Statistical analysis. The primary outcome was the development of grade 3-4 hepatotoxicity during the week after the first ITC. The characteristics of patients were compared between patients with and without the development of grade 3-4 hepatotoxicity, using the Mann-Whitney U-test for quantitative variables, and the chi-squared test and Fisher’s exact test for qualitative variables. The risk difference and risk ratio with 95% confidence intervals (CIs) between patients with and without IVMG were calculated for the development of grade 3-4 hepatotoxicity. All patients included in the analysis were used as the standard population to estimate the standardized risk difference and risk ratio. A multivariate logistic regression model was used to assess the association between IVMG and the development of grade 3-4 hepatotoxicity. The number of covariates examined in the model was determined by the number of outcome events, with 10 events required for one covariate (21). In addition, age, sex, diagnosis, initial peripheral white blood cell count, concomitant drugs, and baseline serum bilirubin, AST, and ALT levels were included in another logistic regression model to calculate the propensity score for the probability of a patient receiving IVMG (22). The inverse probability of treatment weighting (IPTW) method based on the inverse propensity score was used to adjust for potential baseline confounders (23). After IPTW adjustment, a univariate logistic regression analysis was performed to investigate the effect of IVMG on the development of grade 3-4 hepatotoxicity. A p-Value of less than 0.05 was considered significant; all tests were two-tailed. All statistical analyses were performed using Stata/SE version 16.1 (StataCorp, College Station, TX, USA).
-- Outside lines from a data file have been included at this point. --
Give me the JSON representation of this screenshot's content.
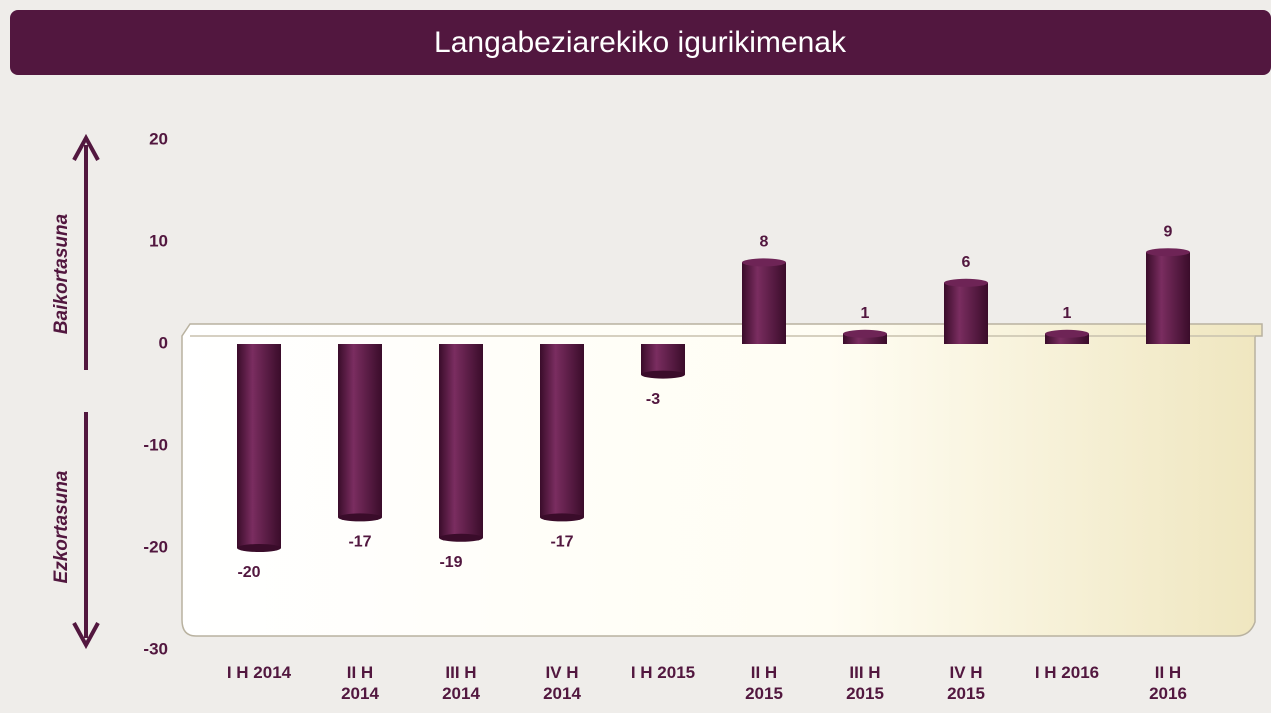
{
  "chart_data": {
    "type": "bar",
    "title": "Langabeziarekiko igurikimenak",
    "categories": [
      "I H 2014",
      "II H\n2014",
      "III H\n2014",
      "IV H\n2014",
      "I H 2015",
      "II H\n2015",
      "III H\n2015",
      "IV H\n2015",
      "I H 2016",
      "II H\n2016"
    ],
    "values": [
      -20,
      -17,
      -19,
      -17,
      -3,
      8,
      1,
      6,
      1,
      9
    ],
    "color": "#5a1a45",
    "ylim": [
      -30,
      20
    ],
    "yticks": [
      -30,
      -20,
      -10,
      0,
      10,
      20
    ],
    "annotations": [
      "Baikortasuna",
      "Ezkortasuna"
    ]
  }
}
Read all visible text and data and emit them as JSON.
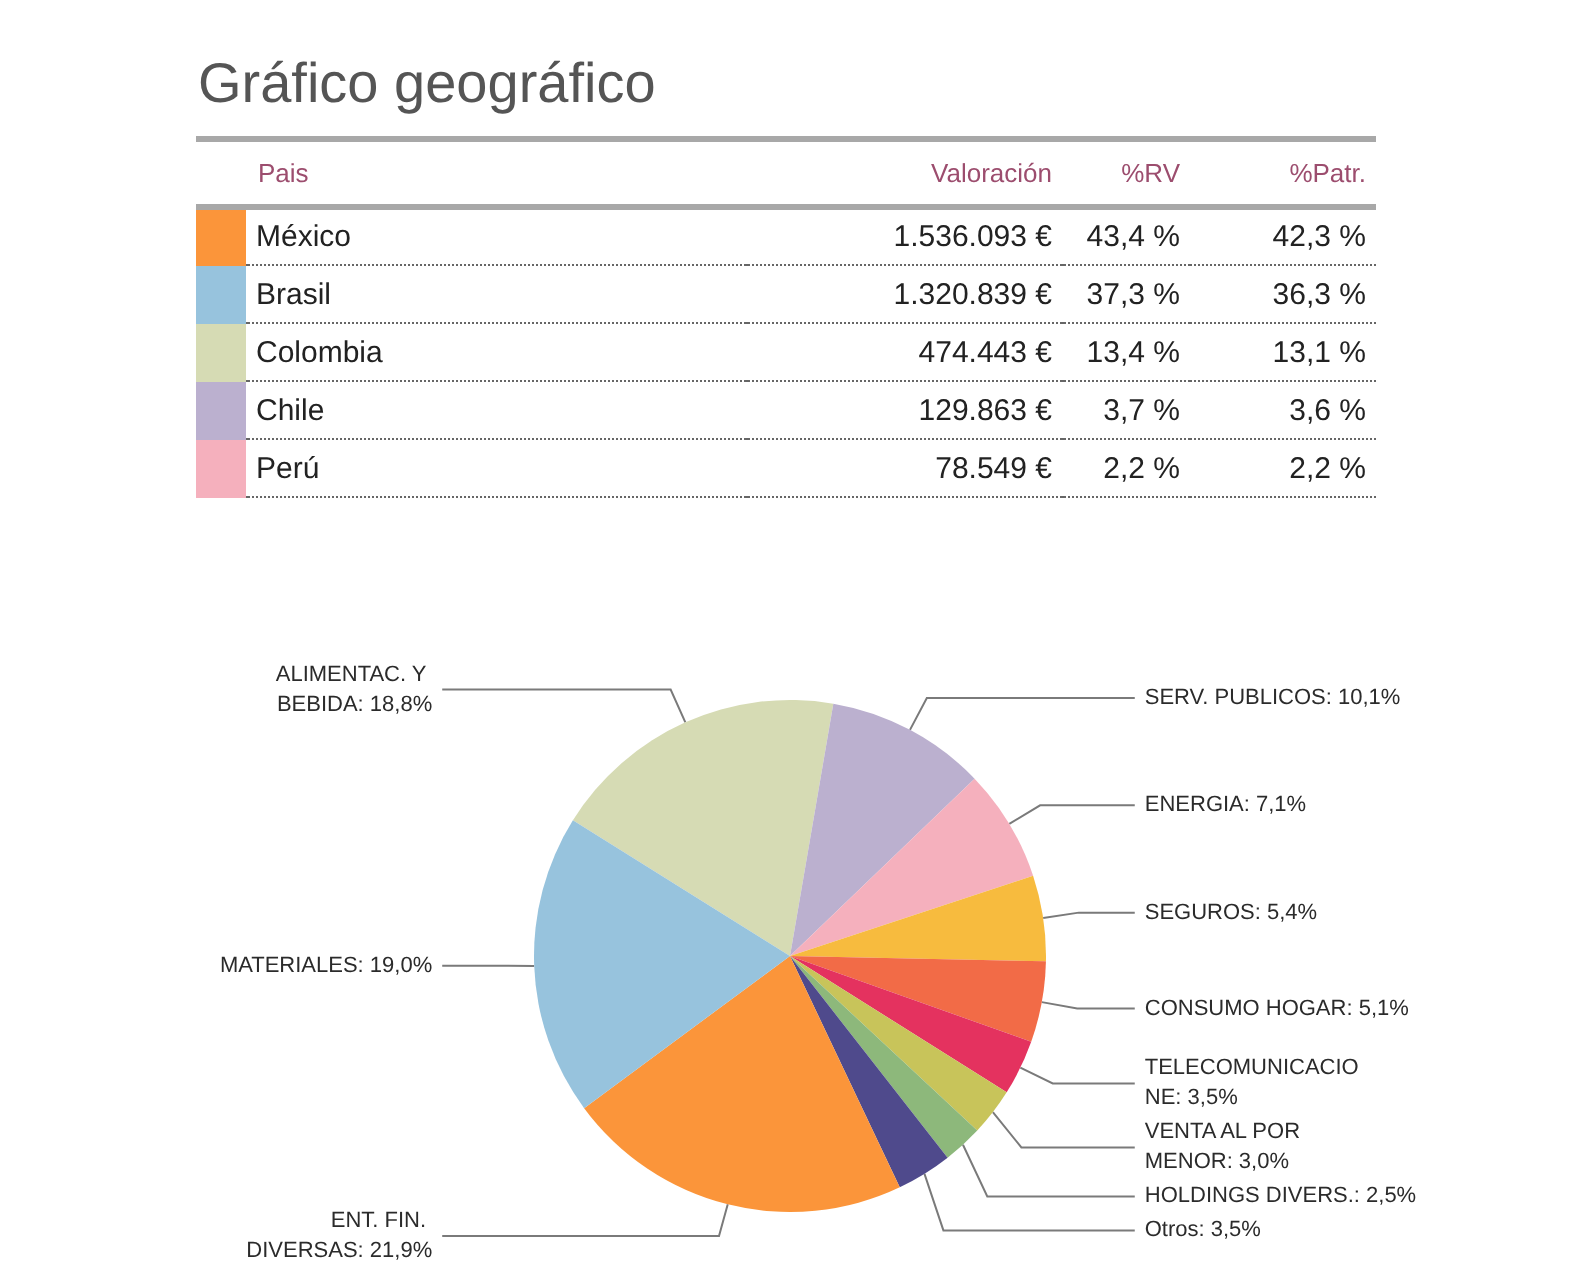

Ethical considerations. This study was approved by the Institutional Review Board of Kobe Children’s Hospital (approval number: R3-12) and conducted in accordance with the Ethical Guidelines for Medical and Health Research Involving Human Subjects of the Ministry of Health, Labour and Welfare, Japan.
Results
The process of patient enrollment is shown in Figure 1. Overall, 4 patients were excluded from the analysis. A total of 118 patients were included in the analysis. The baseline characteristics of patients are summarized in Table I. The median age at diagnosis was 5 years [interquartile range (IQR)=3-11 years]. Patients with acute mixed lineage leukemia (n=2) received the same chemotherapy including ITC during the first week of induction as patients with ALL. Of the 118 patients, 53 (45%) received IVMG. The median age was similar between patients with IVMG (IVMG group) and those without IVMG (non-IVMG group). The proportion of females was lower in the IVMG group than in the non-IVMG group.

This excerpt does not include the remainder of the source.